Create the vhdx file.

Here I create a dynamically expanding 40GB vhdx file on the folder c:\boot on my C:\ drive.

Create the folder to store the vhdx file, C:\boot in this example

open an elevated commandprompt and type the following

create vdisk file=c:\boot\win9.vhdx type=expandable maximum=40960
attach vdisk
list disk

Verify that the VHD is selected by the star on the left

create partition primary
format fs=ntfs quick

Now the vhdx fine has a formatted and active partition, in this case it was mounted as E:


Apply the new Windows image to the vhdx file

Now that the vhdx file is ready, you mount up your newly downloaded Windows 9 iso, in this case it’s mounted as D:

First you have to pick the SKU you want from the iso. Note the name and Index#  from this command (Again Windows 8.1 is used in this example)

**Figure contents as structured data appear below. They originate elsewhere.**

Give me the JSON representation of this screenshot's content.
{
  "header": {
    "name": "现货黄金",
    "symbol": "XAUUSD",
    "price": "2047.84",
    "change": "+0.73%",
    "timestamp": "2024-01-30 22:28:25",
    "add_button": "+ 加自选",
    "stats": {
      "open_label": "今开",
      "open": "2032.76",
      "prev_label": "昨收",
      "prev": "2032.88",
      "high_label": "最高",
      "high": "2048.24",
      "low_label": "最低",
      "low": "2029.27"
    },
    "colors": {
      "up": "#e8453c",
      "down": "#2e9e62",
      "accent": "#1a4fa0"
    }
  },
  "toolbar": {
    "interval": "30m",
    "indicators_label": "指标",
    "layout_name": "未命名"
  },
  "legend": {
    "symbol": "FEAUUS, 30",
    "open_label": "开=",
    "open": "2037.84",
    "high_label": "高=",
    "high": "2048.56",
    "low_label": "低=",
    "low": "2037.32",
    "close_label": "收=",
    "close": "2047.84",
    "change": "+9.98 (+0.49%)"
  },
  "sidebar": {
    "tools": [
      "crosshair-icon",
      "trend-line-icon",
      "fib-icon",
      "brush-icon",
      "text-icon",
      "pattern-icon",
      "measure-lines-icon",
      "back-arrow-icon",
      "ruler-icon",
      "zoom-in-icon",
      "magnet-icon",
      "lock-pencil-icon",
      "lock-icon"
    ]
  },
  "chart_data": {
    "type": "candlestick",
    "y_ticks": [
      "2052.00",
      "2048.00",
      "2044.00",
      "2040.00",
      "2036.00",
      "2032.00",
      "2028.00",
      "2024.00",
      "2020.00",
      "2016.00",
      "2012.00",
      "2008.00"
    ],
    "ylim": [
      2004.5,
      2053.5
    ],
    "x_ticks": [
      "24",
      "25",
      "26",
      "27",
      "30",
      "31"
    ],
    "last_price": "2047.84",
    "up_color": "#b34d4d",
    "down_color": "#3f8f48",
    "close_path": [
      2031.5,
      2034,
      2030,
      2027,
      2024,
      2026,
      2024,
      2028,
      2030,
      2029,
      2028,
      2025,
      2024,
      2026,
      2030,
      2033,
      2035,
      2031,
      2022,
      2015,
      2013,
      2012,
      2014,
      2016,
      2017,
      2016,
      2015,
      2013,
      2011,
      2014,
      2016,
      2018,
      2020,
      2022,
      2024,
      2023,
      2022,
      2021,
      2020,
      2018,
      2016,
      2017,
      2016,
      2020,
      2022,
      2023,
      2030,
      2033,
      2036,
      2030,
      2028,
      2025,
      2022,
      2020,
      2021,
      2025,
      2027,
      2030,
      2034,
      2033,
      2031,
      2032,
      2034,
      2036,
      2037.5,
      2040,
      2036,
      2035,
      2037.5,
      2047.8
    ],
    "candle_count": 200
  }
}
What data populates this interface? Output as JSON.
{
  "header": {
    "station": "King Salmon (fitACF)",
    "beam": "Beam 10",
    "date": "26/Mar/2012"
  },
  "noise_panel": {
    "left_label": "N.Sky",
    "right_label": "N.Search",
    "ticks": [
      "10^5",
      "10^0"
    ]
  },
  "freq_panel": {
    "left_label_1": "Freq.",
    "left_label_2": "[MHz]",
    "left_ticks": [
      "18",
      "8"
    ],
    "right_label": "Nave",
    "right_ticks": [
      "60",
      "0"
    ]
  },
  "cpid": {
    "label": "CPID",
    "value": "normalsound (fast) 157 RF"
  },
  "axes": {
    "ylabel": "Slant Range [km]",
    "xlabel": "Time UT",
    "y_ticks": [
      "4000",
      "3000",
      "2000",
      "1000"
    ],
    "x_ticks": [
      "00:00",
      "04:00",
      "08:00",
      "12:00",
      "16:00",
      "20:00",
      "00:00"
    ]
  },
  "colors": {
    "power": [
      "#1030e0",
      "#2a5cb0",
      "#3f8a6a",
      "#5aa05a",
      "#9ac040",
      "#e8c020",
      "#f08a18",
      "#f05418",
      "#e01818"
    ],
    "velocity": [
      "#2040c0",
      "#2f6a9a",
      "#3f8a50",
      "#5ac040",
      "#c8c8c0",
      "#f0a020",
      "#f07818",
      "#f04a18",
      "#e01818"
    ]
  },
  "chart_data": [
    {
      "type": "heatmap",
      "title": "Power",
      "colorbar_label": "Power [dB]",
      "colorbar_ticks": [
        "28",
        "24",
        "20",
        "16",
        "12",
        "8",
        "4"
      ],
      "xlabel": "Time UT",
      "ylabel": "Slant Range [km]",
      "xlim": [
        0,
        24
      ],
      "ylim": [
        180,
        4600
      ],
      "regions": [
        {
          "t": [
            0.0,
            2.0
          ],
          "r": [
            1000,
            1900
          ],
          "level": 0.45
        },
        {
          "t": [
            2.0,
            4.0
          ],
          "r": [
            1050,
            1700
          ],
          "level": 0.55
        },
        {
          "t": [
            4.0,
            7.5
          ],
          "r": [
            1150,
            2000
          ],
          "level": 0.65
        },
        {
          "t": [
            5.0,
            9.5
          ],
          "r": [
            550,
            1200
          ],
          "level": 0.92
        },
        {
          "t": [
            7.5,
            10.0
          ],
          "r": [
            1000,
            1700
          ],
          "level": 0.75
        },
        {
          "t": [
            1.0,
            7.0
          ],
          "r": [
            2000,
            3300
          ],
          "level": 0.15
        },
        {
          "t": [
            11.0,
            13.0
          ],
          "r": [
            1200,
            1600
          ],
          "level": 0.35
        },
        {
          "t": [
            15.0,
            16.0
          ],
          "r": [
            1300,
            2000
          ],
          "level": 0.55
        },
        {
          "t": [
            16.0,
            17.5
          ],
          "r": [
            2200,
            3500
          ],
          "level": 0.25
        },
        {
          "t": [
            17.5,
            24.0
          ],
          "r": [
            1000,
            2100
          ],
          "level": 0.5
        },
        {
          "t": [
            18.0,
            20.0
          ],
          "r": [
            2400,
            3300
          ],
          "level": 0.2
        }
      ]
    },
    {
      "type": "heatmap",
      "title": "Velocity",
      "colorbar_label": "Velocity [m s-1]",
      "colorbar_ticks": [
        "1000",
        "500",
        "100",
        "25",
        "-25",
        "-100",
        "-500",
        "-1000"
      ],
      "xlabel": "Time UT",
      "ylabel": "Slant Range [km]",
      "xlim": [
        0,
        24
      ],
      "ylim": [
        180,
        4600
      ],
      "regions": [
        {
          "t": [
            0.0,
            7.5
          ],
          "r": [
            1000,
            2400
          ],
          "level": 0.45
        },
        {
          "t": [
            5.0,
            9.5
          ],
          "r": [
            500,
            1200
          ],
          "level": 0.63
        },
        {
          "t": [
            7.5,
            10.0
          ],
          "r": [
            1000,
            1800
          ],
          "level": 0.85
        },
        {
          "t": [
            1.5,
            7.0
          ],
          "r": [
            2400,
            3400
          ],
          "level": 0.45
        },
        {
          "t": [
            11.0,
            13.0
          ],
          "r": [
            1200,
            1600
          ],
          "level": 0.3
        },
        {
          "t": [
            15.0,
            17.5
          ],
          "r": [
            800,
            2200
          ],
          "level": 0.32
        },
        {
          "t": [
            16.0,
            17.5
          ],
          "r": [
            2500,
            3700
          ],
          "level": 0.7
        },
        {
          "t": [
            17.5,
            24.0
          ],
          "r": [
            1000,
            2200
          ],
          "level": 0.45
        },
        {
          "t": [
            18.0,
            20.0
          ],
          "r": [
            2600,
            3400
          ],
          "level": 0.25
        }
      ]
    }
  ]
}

dism /get-imageinfo /imagefile=d:\sources\install.wim


Now I see I can either install Windows 8.1 or 8.1 Pro. Since I want 8.1 Pro so I must apply Index 1 to my vhdx

dism /apply-image /imagefile=d:\sources\install.wim /index:1 /applydir:e:\

Wait for the operation to complete


Set up the boot configuration

The vhdx file is ready but not set up as a boot option on your computer so we still work in the elevated commandprompt.
Add the vhdx to the boot menu

bcdboot e:\windows

To check you boot configuration

bcdedit /enum

The boot configuration

Notice that the description is the same which makes it confusing but the device tells us which is the vhdx-file. Also the vhdx file is the default boot option.

If you want your current installation as default boot then simply run

bcdedit /default {current}

And last I want to change the desciption to tell them apart, which hopefully won’t be necessary with the genuine Windows 9 iso.

bcdedit /set {b42c4225-3dc5-11e4-94b6-c190548f218f} description “Windows 9”

After you run bcdedit /enum again you should see something like this


Finally we are ready to test this, simply reboot your computer and you should see the new and improved boot menu in Windows 8.1

The boot menu

Make sure you check out “Change defaults or choose other options”, lots of neat stuff there.

Final words: Yes, I am perfectly aware of all the tools that can do this for you, but you won’t improve you skills in diskpart, dism og bcdedit by using those tools. The best way to improve in something is to work with it.